God shaped space. Holy.
— Sharlande Sledge

Where Heaven and Earth Come Closer

I’m drawn to places that beguile and inspire, sedate and stir, places where, for a few blissful moments I loosen my death grip on life, and can breathe again. It turns out these destinations have a name: thin places … thin places are much deeper than that. They are locales where the distance between heaven and earth collapses and we’re able to catch glimpses of the divine, or the transcendent or, as I like to think of it, the Infinite Whatever. Travel to thin places does not necessarily lead to anything as grandiose as a “spiritual breakthrough,” whatever that means, but it does disorient. It confuses. We lose our bearings, and find new ones. Or not. Either way, we are jolted out of old ways of seeing the world, and therein lies the transformative magic of travel.

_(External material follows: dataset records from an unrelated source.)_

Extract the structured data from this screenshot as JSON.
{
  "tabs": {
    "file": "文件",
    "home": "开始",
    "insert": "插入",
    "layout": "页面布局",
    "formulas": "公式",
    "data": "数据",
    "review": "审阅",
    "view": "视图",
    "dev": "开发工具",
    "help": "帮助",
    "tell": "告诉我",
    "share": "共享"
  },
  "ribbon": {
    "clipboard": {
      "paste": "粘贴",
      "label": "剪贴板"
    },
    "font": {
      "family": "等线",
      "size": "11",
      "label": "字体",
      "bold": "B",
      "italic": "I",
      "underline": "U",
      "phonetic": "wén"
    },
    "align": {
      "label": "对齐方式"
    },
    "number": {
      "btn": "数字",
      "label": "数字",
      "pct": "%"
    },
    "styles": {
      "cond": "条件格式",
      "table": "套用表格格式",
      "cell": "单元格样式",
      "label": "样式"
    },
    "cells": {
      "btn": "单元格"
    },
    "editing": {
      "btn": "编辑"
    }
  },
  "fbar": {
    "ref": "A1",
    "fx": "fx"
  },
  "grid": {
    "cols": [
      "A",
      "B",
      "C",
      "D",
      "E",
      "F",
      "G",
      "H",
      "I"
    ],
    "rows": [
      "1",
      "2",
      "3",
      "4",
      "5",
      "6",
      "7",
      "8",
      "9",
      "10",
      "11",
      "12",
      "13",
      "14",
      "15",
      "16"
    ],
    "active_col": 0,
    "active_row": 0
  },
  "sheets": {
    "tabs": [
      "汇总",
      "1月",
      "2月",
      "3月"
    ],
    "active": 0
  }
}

… So what exactly makes a place thin? It’s easier to say what a thin place is not. A thin place is not necessarily a tranquil place, or a fun one, or even a beautiful one, though it may be all of those things too … Thin places relax us, yes, but they also transform us — or, more accurately, unmask us. In thin places, we become our more essential selves.

… Many thin places are wild, untamed, but cities can also be surprisingly thin.

…Yet, ultimately, an inherent contradiction trips up any spiritual walkabout: The divine supposedly transcends time and space, yet we seek it in very specific places and at very specific times. If God (however defined) is everywhere and “everywhen,” as the Australian aboriginals put it so wonderfully, then why are some places thin and others not? Why isn’t the whole world thin? Maybe it is but we’re too thick to recognize it. Maybe thin places offer glimpses not of heaven but of earth as it really is, unencumbered. Unmasked.
–– Eric Weiner (excerpt from Where Heaven and Earth Come Closer, New York Times, March 2012) author of Man Seeks God: My Flirtations with the Divine

Blessing

May you listen to your longing to be free.
May the frames of your belonging be large enough for the dreams of your soul.
May you arise each day with a voice of blessing whispering in your heart that something good is going to happen to you.
May you find a harmony between your soul and your life.
May the mansion of your soul never become a haunted place.
May you know the eternal longing which lives at the heart of time.
May there be kindness in your gaze when you look within.
May you never place walls between the light and yourself.
May your angel free you from the prisons of guilt, fear, disappointment, and despair.
May you allow the wild beauty of the invisible world to gather you, mind you, and embrace you in belonging.